Sunday, August 12, 2007

More on FTCR and the Thomson/WARF stem cell patents

An IPBiz reader made comments related to the post Words in AP article suggest that credibility of FTCR's Simpson is sinking. The punchline was:

So, I end up giving credit to the person who reduces it practice!!

The text included:

Second, during the high Tc oxide superconductors, Chu at Houston said "let me replace some of the La of La2CuO4 (Tc circa 40 K) with Ba. It is known that putting pressure raises Tc." So he added Ba, but did not get the La2CuO4 layered structure. He got a much more complex layered structure (inadvertently), which was the 123 compound with Tc circa 90 K.

I proposed adding Tl to the 123 structure. I failed. Someone 3-6 months later made such, by heating the mix some 50 C hotter than I had done. Gee, how close I had come?? But do you hear me crying in my milk, and trying to invalidate his work, because I "thought" of it first?

So, what was "obvious"??? Standard obvious thinking did not lead to standard obvious chem structure, but to an entirely new beast, with a better Tc.

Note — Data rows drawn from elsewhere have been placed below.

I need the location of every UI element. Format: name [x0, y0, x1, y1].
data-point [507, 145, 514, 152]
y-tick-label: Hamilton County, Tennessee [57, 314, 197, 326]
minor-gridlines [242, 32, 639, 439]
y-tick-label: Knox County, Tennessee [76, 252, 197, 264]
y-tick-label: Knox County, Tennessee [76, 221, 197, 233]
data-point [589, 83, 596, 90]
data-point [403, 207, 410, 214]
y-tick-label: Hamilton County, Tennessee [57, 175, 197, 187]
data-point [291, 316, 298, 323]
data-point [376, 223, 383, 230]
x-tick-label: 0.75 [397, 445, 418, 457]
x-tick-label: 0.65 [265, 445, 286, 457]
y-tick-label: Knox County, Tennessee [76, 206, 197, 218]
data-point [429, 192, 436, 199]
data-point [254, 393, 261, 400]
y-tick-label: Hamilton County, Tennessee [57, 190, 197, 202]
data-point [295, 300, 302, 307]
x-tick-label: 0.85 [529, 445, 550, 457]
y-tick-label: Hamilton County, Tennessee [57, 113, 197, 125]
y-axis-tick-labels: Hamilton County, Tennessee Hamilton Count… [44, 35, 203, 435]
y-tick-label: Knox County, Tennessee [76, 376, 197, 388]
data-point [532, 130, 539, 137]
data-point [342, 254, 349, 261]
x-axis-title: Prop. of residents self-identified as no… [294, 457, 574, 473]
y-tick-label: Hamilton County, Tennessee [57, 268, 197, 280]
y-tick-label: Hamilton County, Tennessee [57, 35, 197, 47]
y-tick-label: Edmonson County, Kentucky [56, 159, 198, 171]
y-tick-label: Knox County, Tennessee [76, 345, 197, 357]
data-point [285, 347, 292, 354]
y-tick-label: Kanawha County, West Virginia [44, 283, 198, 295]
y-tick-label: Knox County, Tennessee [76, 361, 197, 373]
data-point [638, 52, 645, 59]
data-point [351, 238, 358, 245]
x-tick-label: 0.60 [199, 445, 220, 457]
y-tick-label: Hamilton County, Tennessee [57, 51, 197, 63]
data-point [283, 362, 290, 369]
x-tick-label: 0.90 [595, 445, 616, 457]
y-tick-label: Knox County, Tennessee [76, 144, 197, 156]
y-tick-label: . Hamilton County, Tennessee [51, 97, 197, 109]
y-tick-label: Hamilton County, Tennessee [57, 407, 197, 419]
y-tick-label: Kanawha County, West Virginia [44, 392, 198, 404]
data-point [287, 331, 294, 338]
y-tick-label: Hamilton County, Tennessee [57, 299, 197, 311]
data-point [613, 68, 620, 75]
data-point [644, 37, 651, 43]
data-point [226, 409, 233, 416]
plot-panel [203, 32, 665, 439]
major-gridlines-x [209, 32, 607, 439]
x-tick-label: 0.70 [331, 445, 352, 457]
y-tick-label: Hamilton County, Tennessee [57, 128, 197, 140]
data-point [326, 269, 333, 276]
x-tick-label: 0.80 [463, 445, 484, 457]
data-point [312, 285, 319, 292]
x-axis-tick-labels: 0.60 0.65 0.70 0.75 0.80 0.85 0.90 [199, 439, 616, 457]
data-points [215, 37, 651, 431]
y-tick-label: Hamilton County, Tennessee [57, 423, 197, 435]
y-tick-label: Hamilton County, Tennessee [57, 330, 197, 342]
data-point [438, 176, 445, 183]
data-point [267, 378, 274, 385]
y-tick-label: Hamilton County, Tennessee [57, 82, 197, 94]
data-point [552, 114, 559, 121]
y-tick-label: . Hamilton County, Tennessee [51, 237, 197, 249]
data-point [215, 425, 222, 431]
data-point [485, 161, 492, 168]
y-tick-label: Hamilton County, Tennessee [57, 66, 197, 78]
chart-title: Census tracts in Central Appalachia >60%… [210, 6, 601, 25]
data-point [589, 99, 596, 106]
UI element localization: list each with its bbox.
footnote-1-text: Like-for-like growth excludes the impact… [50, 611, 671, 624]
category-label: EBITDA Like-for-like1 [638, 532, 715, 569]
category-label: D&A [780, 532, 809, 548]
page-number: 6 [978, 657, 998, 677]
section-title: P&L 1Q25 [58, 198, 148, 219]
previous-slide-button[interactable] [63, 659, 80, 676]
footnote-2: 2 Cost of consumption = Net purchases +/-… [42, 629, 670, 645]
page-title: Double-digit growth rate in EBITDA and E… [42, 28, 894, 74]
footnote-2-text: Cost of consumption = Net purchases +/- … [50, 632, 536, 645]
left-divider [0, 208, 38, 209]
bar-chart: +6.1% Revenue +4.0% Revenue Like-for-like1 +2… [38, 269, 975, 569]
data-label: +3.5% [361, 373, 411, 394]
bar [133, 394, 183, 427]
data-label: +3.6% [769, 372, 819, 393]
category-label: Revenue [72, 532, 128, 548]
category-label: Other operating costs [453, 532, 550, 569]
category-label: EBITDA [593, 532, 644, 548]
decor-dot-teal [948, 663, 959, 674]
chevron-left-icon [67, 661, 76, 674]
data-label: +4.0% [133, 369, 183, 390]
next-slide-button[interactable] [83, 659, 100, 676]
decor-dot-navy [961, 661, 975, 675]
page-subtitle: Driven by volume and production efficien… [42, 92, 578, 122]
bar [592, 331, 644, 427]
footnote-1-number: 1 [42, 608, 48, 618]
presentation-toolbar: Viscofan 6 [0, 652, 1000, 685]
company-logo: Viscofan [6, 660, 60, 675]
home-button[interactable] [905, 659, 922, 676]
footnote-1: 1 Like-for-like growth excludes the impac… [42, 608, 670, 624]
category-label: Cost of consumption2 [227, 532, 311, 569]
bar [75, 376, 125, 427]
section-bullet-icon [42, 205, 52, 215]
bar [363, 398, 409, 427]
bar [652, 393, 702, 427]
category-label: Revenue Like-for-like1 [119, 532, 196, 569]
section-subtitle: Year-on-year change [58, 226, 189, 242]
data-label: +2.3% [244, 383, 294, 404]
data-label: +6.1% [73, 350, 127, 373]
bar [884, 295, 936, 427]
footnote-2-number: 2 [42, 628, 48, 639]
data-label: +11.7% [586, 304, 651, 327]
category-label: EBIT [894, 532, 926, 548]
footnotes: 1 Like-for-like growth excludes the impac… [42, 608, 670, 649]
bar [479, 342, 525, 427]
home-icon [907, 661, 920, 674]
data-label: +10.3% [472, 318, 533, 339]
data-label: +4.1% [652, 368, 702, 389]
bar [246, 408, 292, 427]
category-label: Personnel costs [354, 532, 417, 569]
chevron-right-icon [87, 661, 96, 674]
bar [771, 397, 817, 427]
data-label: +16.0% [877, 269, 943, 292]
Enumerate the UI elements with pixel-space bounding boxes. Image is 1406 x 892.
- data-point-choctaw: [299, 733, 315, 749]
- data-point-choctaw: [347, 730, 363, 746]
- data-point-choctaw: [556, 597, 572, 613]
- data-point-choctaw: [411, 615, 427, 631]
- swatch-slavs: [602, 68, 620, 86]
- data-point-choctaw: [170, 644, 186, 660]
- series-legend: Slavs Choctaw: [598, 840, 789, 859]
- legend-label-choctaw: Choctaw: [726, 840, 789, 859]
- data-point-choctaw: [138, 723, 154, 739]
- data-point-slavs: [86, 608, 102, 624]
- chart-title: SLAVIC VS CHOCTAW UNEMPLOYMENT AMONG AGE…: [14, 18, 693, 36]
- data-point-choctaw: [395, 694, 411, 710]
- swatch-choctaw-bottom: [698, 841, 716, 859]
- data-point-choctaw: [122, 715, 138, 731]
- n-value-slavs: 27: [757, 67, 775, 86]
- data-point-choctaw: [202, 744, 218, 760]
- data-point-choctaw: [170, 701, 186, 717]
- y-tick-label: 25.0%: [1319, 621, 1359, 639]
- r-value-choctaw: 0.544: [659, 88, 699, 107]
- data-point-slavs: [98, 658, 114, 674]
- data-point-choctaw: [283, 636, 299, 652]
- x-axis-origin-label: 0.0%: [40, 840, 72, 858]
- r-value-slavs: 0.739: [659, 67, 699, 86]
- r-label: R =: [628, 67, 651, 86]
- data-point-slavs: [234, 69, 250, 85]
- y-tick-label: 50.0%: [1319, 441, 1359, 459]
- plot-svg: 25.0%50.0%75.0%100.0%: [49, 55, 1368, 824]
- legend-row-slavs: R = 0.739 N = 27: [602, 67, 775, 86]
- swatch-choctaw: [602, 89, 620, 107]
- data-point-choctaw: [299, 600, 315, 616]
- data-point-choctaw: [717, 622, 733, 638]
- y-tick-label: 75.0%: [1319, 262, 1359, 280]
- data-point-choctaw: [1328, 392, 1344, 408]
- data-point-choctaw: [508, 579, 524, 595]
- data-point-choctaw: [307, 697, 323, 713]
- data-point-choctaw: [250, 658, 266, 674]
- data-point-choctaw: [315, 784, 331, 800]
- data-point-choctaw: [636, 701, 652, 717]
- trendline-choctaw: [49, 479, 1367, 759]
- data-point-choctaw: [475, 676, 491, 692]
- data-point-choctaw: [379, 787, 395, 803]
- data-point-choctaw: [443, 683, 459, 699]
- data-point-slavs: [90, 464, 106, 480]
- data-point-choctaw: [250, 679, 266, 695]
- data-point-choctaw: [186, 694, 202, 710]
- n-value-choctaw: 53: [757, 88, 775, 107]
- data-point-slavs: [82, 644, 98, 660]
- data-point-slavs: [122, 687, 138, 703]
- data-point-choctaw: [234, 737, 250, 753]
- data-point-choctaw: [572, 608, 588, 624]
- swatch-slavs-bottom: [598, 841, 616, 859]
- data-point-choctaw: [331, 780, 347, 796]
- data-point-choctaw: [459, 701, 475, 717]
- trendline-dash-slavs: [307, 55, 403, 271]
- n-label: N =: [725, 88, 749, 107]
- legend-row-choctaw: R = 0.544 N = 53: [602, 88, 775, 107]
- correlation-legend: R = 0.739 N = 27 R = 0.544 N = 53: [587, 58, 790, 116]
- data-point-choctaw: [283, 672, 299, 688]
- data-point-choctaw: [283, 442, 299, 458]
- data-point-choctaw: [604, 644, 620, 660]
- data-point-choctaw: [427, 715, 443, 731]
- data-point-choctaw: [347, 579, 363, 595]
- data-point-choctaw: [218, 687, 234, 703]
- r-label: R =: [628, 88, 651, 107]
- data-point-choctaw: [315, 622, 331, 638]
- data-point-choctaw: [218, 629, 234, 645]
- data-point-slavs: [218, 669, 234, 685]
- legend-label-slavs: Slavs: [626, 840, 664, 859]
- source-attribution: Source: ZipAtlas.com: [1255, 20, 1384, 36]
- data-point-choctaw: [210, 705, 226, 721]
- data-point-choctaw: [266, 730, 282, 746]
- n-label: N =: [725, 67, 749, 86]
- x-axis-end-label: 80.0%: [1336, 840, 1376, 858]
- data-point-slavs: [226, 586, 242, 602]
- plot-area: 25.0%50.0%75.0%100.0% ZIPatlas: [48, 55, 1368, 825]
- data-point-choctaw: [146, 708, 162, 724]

Third, circa 1960-62, many people were saying "one should be able to make compounds of Xe". We all know who did....so was it "obvious"? I think Neil Bartlett's story that he realized PtF6 could oxidize Xe, while preparing a Gen Chem lecture, shows non-obviousness....but anybody could have done a Born Haber cycle calculation. (And I suppose those who thought compounds of Xe were makable, had done such BH cycle calculations.)


Previous IPBiz posts:

http://ipbiz.blogspot.com/2007/08/words-in-ap-article-suggest-that.html

http://ipbiz.blogspot.com/2007/08/loring-playing-role-of-chanute-in-stem.html

Also-->

In terms of Ching-Wu Chu (University of Houston) note US Patent No. 6,239,080, titled Ba-Ca-Cu-O compositions superconducting at up to 126K and methods for making same, which does NOT cite the initial IBM work, but does cite Duan et al "Superconducting Thallium barium calcium copper oxide . . . " AIP Conf. Proc. (1992) 251, pp 153-61.

The initial IBM work (which produced a Nobel Prize) is reported elsewhere, for example in US 7,112,556: Bednorz et al., "Possible High Tc Superconductivity in the Baa-La-Cu-O System", pp. 189-193, 1986, Condensed Matter, 64. cited by other .
Extended Abstracts of Annual Scholar Meeting (The 36.sup.th Spring Meeting, 1989) 2A-E-7/pp. 101.